In the meanwhile, Frank’s niece Kirsty (Ashley Laurence) discovers the occult cube and not knowing what to make of it also manages to open it unintentionally and unaware of the dangers that lurk within. When the gateway to Hell opens, the Cenobites are awaiting, but with great presence of mind Kirsty offers the demons a deal. She promises the Cenobits to return Frank to them in exchange for her own life. The Cenobites, lead by Pinhead (Doug Bradley), agree and send Kirsty back to find and return the soul that is rightfully theirs.
"Hellraiser" is a truly visionary exploration of the macabre written and directed by British horror novelist Clive Barker. The film was his directorial debut and showed that this twisted mind of his was capable of much more than putting his wicked ideas to paper. "Hellraiser" is unique, it is scary and at many times it is almost repulsive - but in a strange, fascinating way. Barker paints the screen red in blood and offers the viewer images of horror and terror that were never seen like this before. Frank’s character is a raw piece of meat for the majority of the film as he slowly regenerates his body, and the sight is most definitely not for the squeamish.
Nicely played and stylishly directed, the film also offers us one of the most memorable horror icons to come out of the 80s horror craze, Pinhead, the lead Cenobite. Doug Bradley’s commanding performance in the part immediately created a character that remained vividly in viewers’ minds long after the film had ended and has since re-appeared in four sequels of varying quality. The saint-like demonic qualities of the character, the utterly sadistic tendencies and
his imposing looks quickly made him a fan favorite and one can’t watch "Hellraiser" without being impressed by the presence of this figure. The images of mutilation and gore in one shot, combined with the atmospheric blue-tinged, foggy and backlit images in the next, creates a visually striking movie experience that makes quite an impact.
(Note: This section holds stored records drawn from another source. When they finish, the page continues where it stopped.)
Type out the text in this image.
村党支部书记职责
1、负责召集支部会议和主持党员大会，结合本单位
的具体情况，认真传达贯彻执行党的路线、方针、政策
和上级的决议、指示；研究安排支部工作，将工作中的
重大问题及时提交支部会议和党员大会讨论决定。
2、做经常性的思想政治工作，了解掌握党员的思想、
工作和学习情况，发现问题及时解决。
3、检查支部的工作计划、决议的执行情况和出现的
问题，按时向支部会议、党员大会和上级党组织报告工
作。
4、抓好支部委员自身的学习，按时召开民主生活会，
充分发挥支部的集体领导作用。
Anchor Bay had previously released "Hellraiser" on DVD but has now created a new transfer of the movie that is enhanced for 16x9 television sets and THX-certified. Also presented in its 1.85:1 aspect ratio, the differences between the two incarnations is striking. The high level of detail of the new transfer is immediately noticeable, but especially when compared directly to the earlier release, it is quite frankly breathtaking. Details that were undistinguishable in the early version suddenly stand out with immaculate definition. Textures are reproduced with all their detail intact and the image is razor sharp without any signs of edge-enhancement. A lot of noise reduction had been applied to the earlier release of the film, giving the transfer a very soft look without much definition. The new transfer is sure to please the eye and brings out every bit of detail, but also some of the film’s grain.
On top of this incredible improvement, the film’s color reproduction has been corrected and suddenly the image has depth and detail that was clearly not there before. With a bold black level and very good highlights, the new transfer is bold and gives the image a lot of visual depth and dimensionality. To make a long story short, I never thought this particular film could look so good! The disc also includes a cropped pan and scan version of the movie, accessible from the disc’s main menu, but it has neither the color faithfulness, nor the level of detail of the anamorphic widescreen version, so try to avoid it if you can.
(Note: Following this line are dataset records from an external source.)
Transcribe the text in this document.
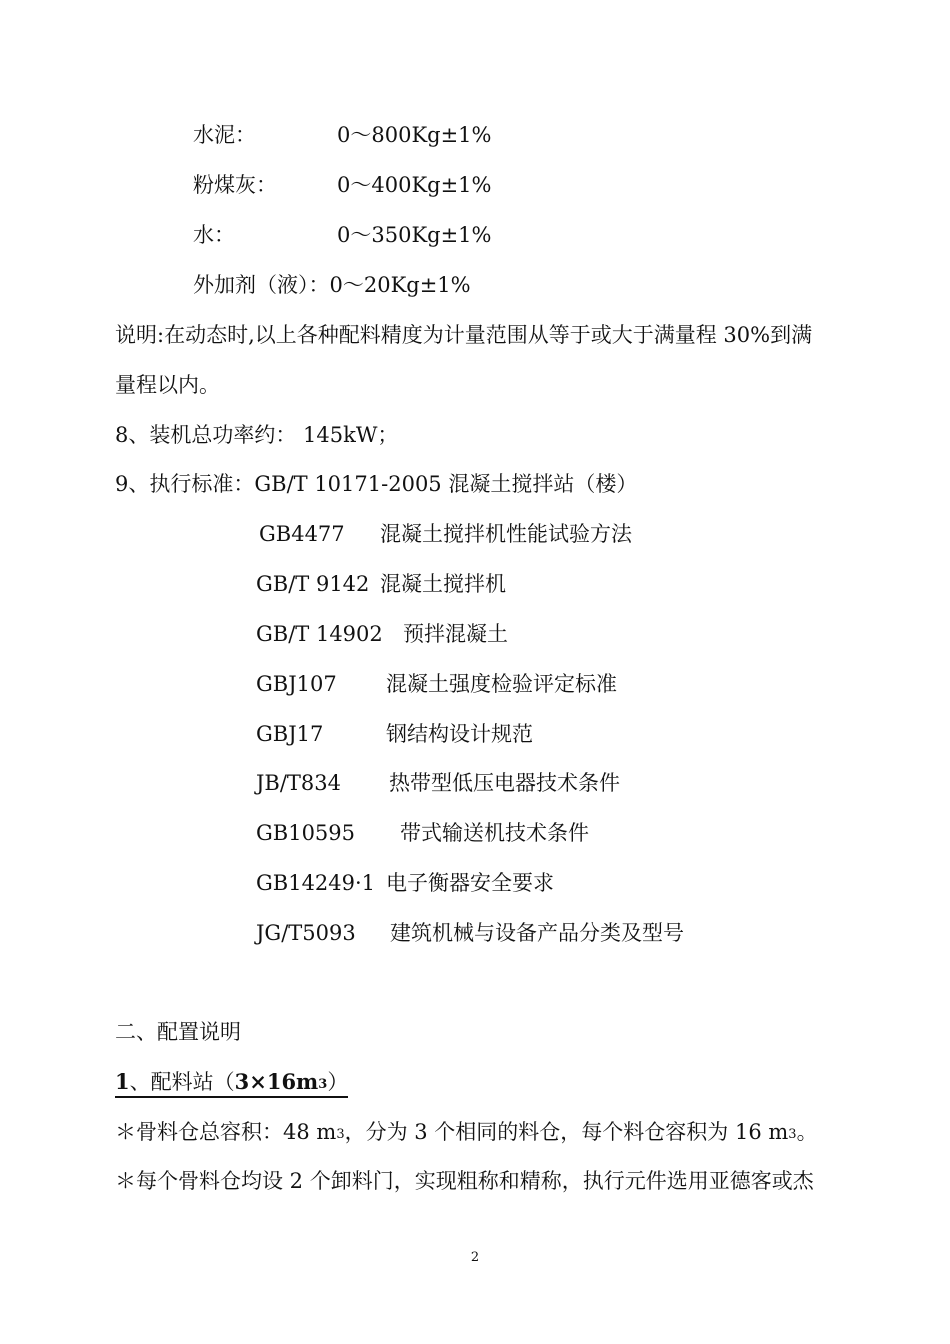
水泥：	0～800Kg±1%
粉煤灰：	0～400Kg±1%
水：	0～350Kg±1%
外加剂（液）：0～20Kg±1%
说明:在动态时,以上各种配料精度为计量范围从等于或大于满量程 30%到满
量程以内。
8、装机总功率约： 145kW；
9、执行标准：GB/T 10171-2005 混凝土搅拌站（楼）
GB4477 混凝土搅拌机性能试验方法
GB/T 9142 混凝土搅拌机
GB/T 14902 预拌混凝土
GBJ107 混凝土强度检验评定标准
GBJ17	钢结构设计规范
JB/T834 热带型低压电器技术条件
GB10595 带式输送机技术条件
GB14249·1 电子衡器安全要求
JG/T5093 建筑机械与设备产品分类及型号
二、配置说明
1、配料站$(3\times 16m_3)$
＊骨料仓总容积：48 $m_3$，分为 3 个相同的料仓，每个料仓容积为 16 $m_3$。
＊每个骨料仓均设 2 个卸料门，实现粗称和精称，执行元件选用亚德客或杰
2
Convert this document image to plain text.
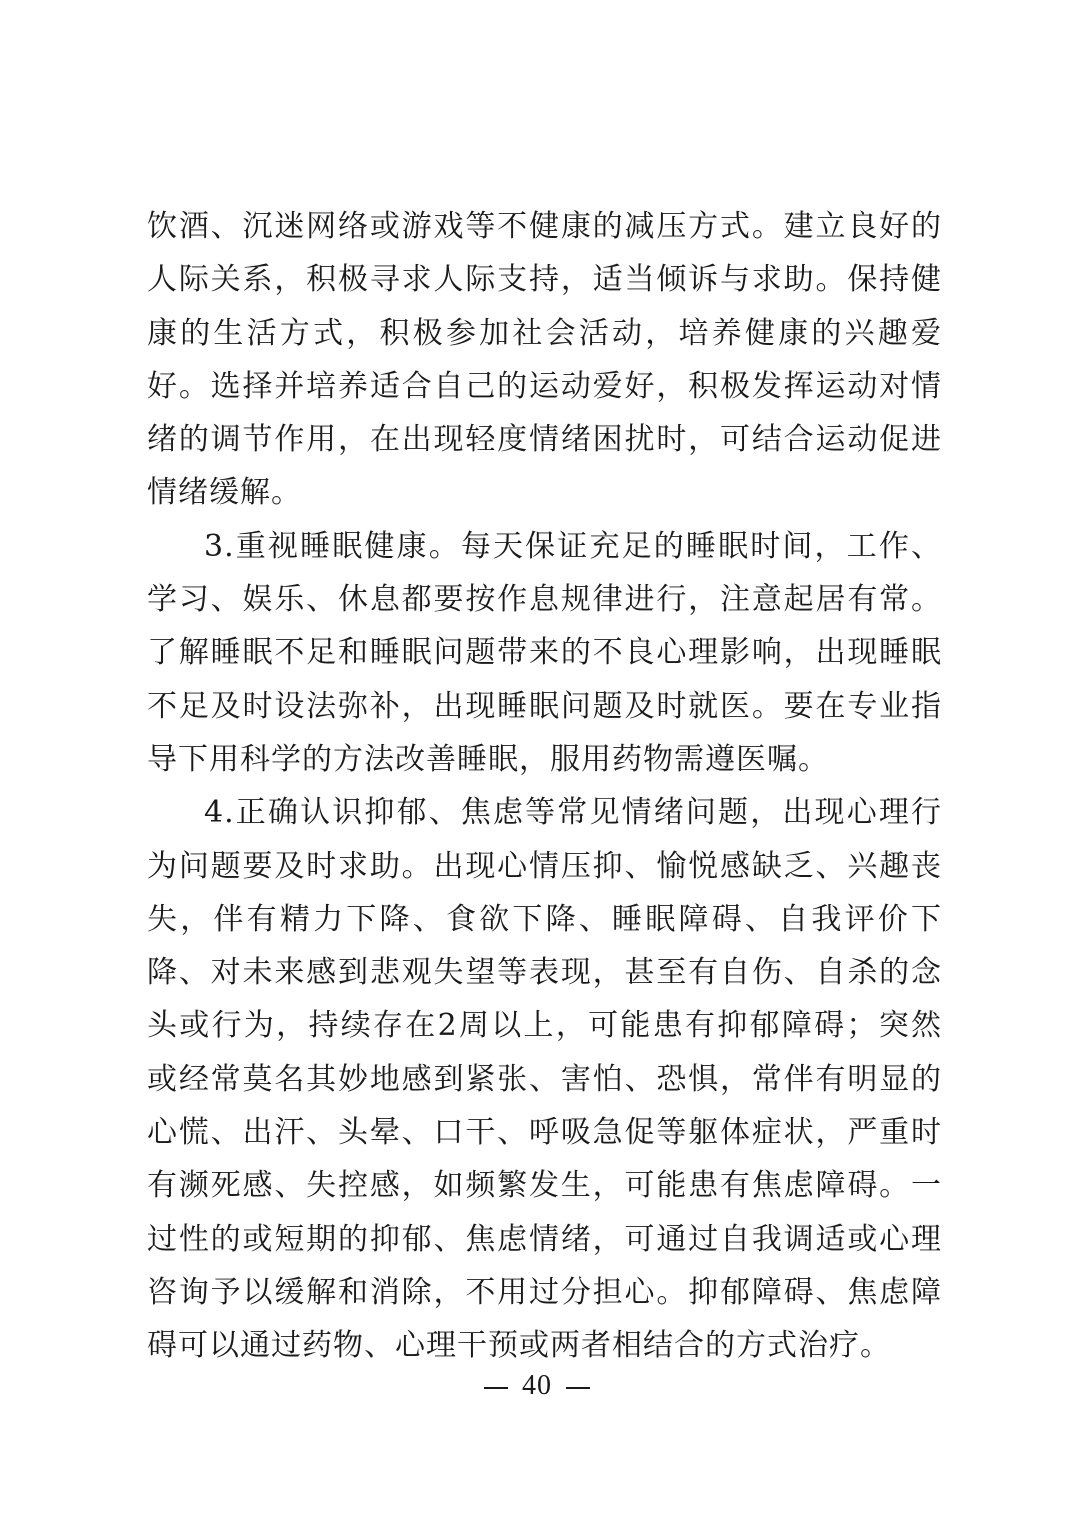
饮酒、沉迷网络或游戏等不健康的减压方式。建立良好的人际关系，积极寻求人际支持，适当倾诉与求助。保持健康的生活方式，积极参加社会活动，培养健康的兴趣爱好。选择并培养适合自己的运动爱好，积极发挥运动对情绪的调节作用，在出现轻度情绪困扰时，可结合运动促进情绪缓解。

3.重视睡眠健康。每天保证充足的睡眠时间，工作、学习、娱乐、休息都要按作息规律进行，注意起居有常。了解睡眠不足和睡眠问题带来的不良心理影响，出现睡眠不足及时设法弥补，出现睡眠问题及时就医。要在专业指导下用科学的方法改善睡眠，服用药物需遵医嘱。

4.正确认识抑郁、焦虑等常见情绪问题，出现心理行为问题要及时求助。出现心情压抑、愉悦感缺乏、兴趣丧失，伴有精力下降、食欲下降、睡眠障碍、自我评价下降、对未来感到悲观失望等表现，甚至有自伤、自杀的念头或行为，持续存在2周以上，可能患有抑郁障碍；突然或经常莫名其妙地感到紧张、害怕、恐惧，常伴有明显的心慌、出汗、头晕、口干、呼吸急促等躯体症状，严重时有濒死感、失控感，如频繁发生，可能患有焦虑障碍。一过性的或短期的抑郁、焦虑情绪，可通过自我调适或心理咨询予以缓解和消除，不用过分担心。抑郁障碍、焦虑障碍可以通过药物、心理干预或两者相结合的方式治疗。

40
This new DVD also includes a newly re-mixed 5.1 channel Dolby Digital mix, which is a nice update from the film’s original Dolby Surround presentation. The new track now adds some spatial dimension to the surround channels that adds a level of unease to the film that perfectly complements the images on the screen. The action is more aggressive with the new mix and if you thought the cold sound of the chains has been chilling before, wait until you hear them on this new track, where danger seems to be all around you! The audio on the disc is absolutely clean without distortion and dialogues are very well integrated.
"Hellraiser" features a great score by Christopher Young that has found a great new home on this DVD with beautiful clarity and brilliance that will run shivers down your spine.
The disc features a new commentary track with Clive Barker and star Ashley Laurence. The track is moderated by Peter Atkins, who co-wrote the scripts for some of the sequels to "Hellraiser." The track is very engaging and informative and especially Barker constantly talks about the development of the film, the characters and his intentions with the film. The commentary is not overly technical but shows the thought process Barker went through to create the picture, combined with fond anecdotes and recollections from the shoot and the production. Atkins makes a superb moderator, not only attempting to bridge potential gaps and pauses, but also to engage Barker and Laurence in conversation, which eventually leads to the unearthing of a lot of valuable information and entertaining moments.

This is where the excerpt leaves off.